In March, the penetration rate of China’s electric vehicles continued to rise, and the lithium price is expected to fluctuate at a high level: according to the data of China Automobile Association, in March 2022, the production of Shanxi Guoxin Energy Corporation Limited(600617) vehicles reached 465000, and the production penetration rate reached 20.7%, a record high. The price of lithium has been adjusted back recently. As of April 22, 2022, the price of lithium carbonate has been adjusted back to 482000 yuan / ton, and the price has decreased by 4.5% in recent 30 days, but it is still at a historically high position. According to academician Ouyang Minggao pointed out at the electric vehicle hundred people’s meeting forum, “it is expected that the balance between supply and demand of lithium resources may return to normal in 2-3 years”. We believe that the tension between supply and demand makes lithium prices still expected to remain high and volatile.

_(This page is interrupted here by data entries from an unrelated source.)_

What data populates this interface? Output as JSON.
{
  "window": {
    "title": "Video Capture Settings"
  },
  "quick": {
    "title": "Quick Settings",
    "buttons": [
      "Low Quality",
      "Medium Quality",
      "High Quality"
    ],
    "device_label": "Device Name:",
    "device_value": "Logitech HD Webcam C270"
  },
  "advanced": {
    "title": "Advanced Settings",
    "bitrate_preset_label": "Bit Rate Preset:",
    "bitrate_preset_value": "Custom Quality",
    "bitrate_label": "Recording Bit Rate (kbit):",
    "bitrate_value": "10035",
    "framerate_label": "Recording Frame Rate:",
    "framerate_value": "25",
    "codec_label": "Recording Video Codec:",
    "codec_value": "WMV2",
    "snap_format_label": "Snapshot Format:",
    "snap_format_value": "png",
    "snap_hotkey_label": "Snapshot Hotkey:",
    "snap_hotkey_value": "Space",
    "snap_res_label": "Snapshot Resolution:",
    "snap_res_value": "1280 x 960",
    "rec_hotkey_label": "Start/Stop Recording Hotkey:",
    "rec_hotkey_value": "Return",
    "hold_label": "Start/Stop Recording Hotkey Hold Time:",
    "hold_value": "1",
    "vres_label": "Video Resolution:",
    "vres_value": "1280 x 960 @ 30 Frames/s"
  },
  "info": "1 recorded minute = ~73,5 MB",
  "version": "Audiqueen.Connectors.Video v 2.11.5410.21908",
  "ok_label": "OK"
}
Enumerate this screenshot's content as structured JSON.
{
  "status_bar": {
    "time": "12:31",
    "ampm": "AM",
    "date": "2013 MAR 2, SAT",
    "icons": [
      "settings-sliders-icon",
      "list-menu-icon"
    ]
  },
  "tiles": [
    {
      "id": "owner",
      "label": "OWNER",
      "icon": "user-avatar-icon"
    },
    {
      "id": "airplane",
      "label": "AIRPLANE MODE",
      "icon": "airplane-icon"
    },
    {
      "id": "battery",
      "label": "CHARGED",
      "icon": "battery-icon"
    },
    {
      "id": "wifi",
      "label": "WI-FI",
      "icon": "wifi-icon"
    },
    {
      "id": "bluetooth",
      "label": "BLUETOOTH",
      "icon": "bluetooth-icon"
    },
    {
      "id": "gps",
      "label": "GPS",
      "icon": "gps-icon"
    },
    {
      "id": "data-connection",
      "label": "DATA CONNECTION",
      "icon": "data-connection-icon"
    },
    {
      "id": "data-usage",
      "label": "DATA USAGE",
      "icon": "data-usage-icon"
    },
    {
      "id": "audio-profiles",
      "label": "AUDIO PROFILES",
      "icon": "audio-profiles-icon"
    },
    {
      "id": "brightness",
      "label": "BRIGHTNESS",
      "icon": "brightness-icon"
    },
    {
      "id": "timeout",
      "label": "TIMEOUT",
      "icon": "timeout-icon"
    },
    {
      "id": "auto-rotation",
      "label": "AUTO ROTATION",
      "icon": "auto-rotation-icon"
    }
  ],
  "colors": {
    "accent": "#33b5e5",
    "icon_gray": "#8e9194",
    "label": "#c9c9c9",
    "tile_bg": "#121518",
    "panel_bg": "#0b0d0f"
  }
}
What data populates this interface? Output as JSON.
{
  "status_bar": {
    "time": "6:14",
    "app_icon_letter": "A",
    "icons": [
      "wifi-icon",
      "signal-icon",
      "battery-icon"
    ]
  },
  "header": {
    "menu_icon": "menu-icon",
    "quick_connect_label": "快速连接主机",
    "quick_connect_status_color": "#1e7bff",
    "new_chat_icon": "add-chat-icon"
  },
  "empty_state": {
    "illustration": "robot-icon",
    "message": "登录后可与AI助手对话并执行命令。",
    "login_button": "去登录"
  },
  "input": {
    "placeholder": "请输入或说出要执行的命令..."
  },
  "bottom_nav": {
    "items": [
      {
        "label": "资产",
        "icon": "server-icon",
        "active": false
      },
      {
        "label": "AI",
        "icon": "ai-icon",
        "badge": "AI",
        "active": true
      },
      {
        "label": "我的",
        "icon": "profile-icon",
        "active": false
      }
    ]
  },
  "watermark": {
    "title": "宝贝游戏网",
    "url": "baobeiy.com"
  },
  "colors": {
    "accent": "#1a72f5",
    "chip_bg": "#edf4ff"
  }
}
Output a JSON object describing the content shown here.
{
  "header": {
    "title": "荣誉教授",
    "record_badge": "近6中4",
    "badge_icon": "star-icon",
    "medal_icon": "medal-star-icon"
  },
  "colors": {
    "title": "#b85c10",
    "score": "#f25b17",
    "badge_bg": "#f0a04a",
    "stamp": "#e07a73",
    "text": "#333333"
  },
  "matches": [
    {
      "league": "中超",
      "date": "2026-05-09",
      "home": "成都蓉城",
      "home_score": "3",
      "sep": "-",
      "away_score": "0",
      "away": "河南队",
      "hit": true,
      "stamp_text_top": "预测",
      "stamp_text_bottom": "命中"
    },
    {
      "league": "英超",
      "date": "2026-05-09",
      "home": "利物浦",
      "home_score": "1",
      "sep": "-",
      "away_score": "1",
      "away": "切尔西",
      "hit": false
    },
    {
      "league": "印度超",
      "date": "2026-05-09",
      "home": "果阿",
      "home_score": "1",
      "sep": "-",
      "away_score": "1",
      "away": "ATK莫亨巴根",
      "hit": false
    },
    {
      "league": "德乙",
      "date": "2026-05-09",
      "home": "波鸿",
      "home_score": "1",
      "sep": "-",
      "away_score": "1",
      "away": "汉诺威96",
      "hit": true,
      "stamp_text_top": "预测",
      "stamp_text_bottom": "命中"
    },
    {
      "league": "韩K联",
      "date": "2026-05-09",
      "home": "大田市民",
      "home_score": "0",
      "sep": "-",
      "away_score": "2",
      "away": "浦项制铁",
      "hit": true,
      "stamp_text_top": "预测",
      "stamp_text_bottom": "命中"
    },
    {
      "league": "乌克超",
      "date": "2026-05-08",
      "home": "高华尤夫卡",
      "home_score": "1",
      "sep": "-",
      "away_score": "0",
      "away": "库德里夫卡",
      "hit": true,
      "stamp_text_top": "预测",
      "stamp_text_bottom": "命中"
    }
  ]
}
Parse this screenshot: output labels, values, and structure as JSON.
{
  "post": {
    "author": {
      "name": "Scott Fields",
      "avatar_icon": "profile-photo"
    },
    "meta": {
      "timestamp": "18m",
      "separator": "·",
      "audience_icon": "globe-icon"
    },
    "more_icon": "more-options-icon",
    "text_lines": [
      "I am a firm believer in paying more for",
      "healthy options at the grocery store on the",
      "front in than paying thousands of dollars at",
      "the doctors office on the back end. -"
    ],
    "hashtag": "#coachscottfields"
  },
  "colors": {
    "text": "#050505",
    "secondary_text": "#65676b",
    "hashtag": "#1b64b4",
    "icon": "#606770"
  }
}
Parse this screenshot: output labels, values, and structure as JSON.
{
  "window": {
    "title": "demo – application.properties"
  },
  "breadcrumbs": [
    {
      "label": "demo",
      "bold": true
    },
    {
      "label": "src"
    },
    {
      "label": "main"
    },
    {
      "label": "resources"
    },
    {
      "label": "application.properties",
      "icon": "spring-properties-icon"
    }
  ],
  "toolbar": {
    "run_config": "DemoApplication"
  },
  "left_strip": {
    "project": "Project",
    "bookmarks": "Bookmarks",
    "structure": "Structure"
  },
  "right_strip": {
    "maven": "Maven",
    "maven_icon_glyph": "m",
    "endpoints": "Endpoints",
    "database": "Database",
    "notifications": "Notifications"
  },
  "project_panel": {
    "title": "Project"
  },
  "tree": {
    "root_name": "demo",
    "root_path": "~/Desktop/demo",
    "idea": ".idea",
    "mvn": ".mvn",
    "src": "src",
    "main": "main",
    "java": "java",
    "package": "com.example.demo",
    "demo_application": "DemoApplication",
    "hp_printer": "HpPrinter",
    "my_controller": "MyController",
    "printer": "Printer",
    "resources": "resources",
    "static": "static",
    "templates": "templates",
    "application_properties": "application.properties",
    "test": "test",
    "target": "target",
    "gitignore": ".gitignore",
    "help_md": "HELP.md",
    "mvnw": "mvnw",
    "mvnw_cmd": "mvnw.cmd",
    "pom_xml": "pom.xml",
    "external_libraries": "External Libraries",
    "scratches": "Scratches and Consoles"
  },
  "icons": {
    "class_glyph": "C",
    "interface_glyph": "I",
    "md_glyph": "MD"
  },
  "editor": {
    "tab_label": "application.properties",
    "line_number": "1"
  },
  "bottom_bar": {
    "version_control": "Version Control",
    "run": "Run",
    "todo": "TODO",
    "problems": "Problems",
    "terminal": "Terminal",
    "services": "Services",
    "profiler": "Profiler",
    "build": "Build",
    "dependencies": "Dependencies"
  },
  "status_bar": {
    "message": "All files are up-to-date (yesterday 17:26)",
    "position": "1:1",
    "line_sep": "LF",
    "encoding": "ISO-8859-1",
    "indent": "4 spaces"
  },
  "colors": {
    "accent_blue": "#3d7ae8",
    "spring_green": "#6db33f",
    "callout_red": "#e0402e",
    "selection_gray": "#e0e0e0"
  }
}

Profit forecast and rating: in view of the expansion of the company’s future production capacity, we raised the profit forecast. It is estimated that the EPS in 20222023 will be 7.33 yuan and 8.26 yuan respectively, up 43.7% / 23.5% respectively, and the new profit forecast in 2024 will be 10.93 yuan, corresponding to 10x / 9x / 7X in 20222024pe. In view of the company’s leading position in the global industry and the gradual improvement of its capital structure, we maintain the “overweight” rating.

Risk warning: downstream demand is less than expected; The supply side capacity of the industry is released too quickly; Debt liquidity risk; The project construction of the company is less than expected; Safety and environmental protection risks; Overseas operation risk; Technology path change risk, etc.